We are doing some work for a medium sized architectural practice. One of the partners asked me what the ‘in-vogue’ colours were for fabrics. This got me thinking.
There’s the usual stock answer where a fabric company would quote something which sounded like we were dress makers. “The in-vogue colours are the colours on the cat-walk”. Luckily I didn’t answer that way, partly because I haven’t been to a Paris catwalk for a while and partly because what colours we wear are not the colours we design our interior spaces with. I have a few reds and ochres in my wardrobe but none on my walls. Similarly I probably have proportionately very much more taupe around the house than around my body. So clearly the cat-walk comparison is wrong.
The time delay as well. There must be 2-6 months delays in getting the very latest fashions from the catwalk to the mass market retail outlets. It’s pretty hard to turn out new fabric collections regularly in that timeframe.
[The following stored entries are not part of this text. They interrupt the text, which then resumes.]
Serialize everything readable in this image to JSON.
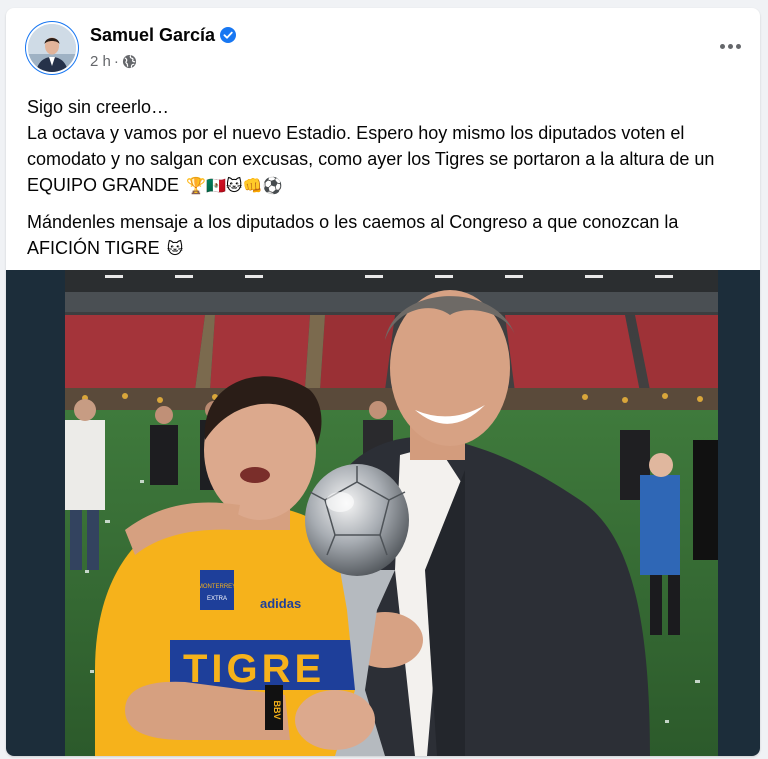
{
  "post": {
    "author": "Samuel García",
    "verified": true,
    "time": "2 h",
    "separator": "·",
    "audience_icon": "globe-icon",
    "more_icon": "more-options-icon",
    "paragraph1_line1": "Sigo sin creerlo…",
    "paragraph1_line2": "La octava y vamos por el nuevo Estadio. Espero hoy mismo los diputados voten el comodato y no salgan con excusas, como ayer los Tigres se portaron a la altura de un EQUIPO GRANDE",
    "paragraph1_emojis": "🏆🇲🇽🐱👊⚽",
    "paragraph2": "Mándenles mensaje a los diputados o les caemos al Congreso a que conozcan la AFICIÓN TIGRE",
    "paragraph2_emoji": "🐱"
  },
  "photo": {
    "shirt_text": "TIGRE",
    "sponsor_text": "MONTERREY",
    "sponsor_sub": "EXTRA",
    "brand_text": "adidas",
    "wristband_text": "BBV"
  },
  "colors": {
    "accent": "#1877f2",
    "meta_text": "#65676b",
    "card_bg": "#ffffff",
    "page_bg": "#f0f2f5",
    "jersey_yellow": "#f6b21b",
    "jersey_blue": "#1e3f9a"
  }
}
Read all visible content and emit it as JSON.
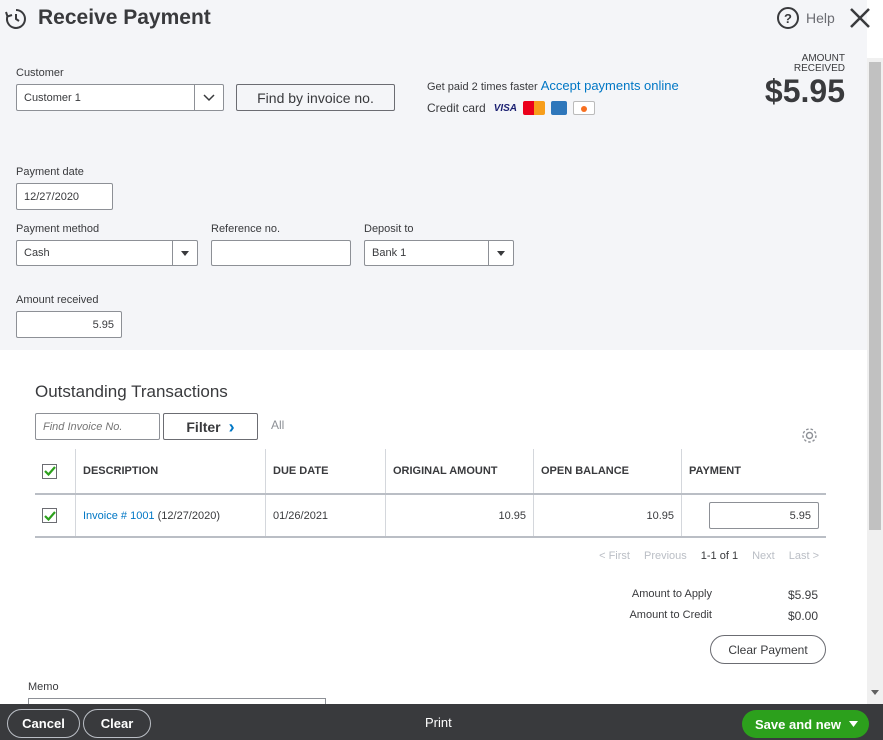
{
  "header": {
    "title": "Receive Payment",
    "help_label": "Help",
    "help_glyph": "?"
  },
  "customer": {
    "label": "Customer",
    "value": "Customer 1",
    "find_button": "Find by invoice no."
  },
  "promo": {
    "text": "Get paid 2 times faster",
    "link": "Accept payments online",
    "credit_label": "Credit card",
    "cards": [
      "visa-icon",
      "mastercard-icon",
      "amex-icon",
      "discover-icon"
    ]
  },
  "amount_summary": {
    "label_line1": "AMOUNT",
    "label_line2": "RECEIVED",
    "value": "$5.95"
  },
  "form": {
    "payment_date_label": "Payment date",
    "payment_date": "12/27/2020",
    "payment_method_label": "Payment method",
    "payment_method": "Cash",
    "reference_label": "Reference no.",
    "reference_value": "",
    "deposit_label": "Deposit to",
    "deposit_value": "Bank 1",
    "amount_received_label": "Amount received",
    "amount_received": "5.95"
  },
  "outstanding": {
    "title": "Outstanding Transactions",
    "find_placeholder": "Find Invoice No.",
    "filter_label": "Filter",
    "filter_chevron": "›",
    "all_label": "All",
    "columns": {
      "description": "DESCRIPTION",
      "due_date": "DUE DATE",
      "original_amount": "ORIGINAL AMOUNT",
      "open_balance": "OPEN BALANCE",
      "payment": "PAYMENT"
    },
    "rows": [
      {
        "checked": true,
        "invoice_link": "Invoice # 1001",
        "invoice_date": " (12/27/2020)",
        "due_date": "01/26/2021",
        "original_amount": "10.95",
        "open_balance": "10.95",
        "payment": "5.95"
      }
    ],
    "pager": {
      "first": "< First",
      "previous": "Previous",
      "range": "1-1 of 1",
      "next": "Next",
      "last": "Last >"
    }
  },
  "summary": {
    "apply_label": "Amount to Apply",
    "apply_value": "$5.95",
    "credit_label": "Amount to Credit",
    "credit_value": "$0.00",
    "clear_payment": "Clear Payment"
  },
  "memo": {
    "label": "Memo"
  },
  "footer": {
    "cancel": "Cancel",
    "clear": "Clear",
    "print": "Print",
    "save_new": "Save and new"
  },
  "colors": {
    "accent": "#0077c5",
    "save_green": "#2ca01c",
    "footer_bg": "#393a3d",
    "check_green": "#2ca01c"
  }
}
And then I thought some more. The job was for a Mediterranean villa. Are the colour trends in this country and in this climate the same as in such warmer climbs? Probably not. Hotter climates favour colours that are physically cooler. Picture the white houses of a stereotyped Greek village.
And then I thought about personalities. The villa owner is a wealthy and aesthetically discerning business leader. Will that sort of person have the same tastes and influences as the middle classes of a London suburb? Or will their Chelsea architect/designer reflect the aesthetic views of their personal domain? Some well-known designers push the same colour schemes again and again – because they look great and they work. Is that a trend?
So I came to the conclusion that what defines a colour trend will vary. It will vary by geography, by social aspirations & standing and many other factors. I’m not sure they vary by time that rapidly how we furnish, organise and decorate our houses does change but that change is more on the scale of a decade than the fadish seasonal change for clothing.
That seemed a bit of a cop out answer though. Let’s be analytical about it. What colours do we sell the most of? Well, to be honest, it is still the classic-contemporary feel. So plenty of taupes, white, muted neutrals and the delightfully named beiges. Even with the acidic greens, purples and violent colours of the early 2000s that were blasted in our faces on ‘Changing Rooms’; I have to say that the upper end of the market very, very rarely asked for or bought these colours. So surely the colours we sell are the ones that are on-trend? Maybe, but maybe also we self select the markets we target, the products we stock and hence the type of customer we attract.
And really I would probably question the original question as well. Fabric is much more than colour; texture and design are also key.
So where did that leave me? I probably should have thought of a sophisticated way of saying “just buy what you like” or “get to know what your client likes and sell them that” and said that, but I didn’t.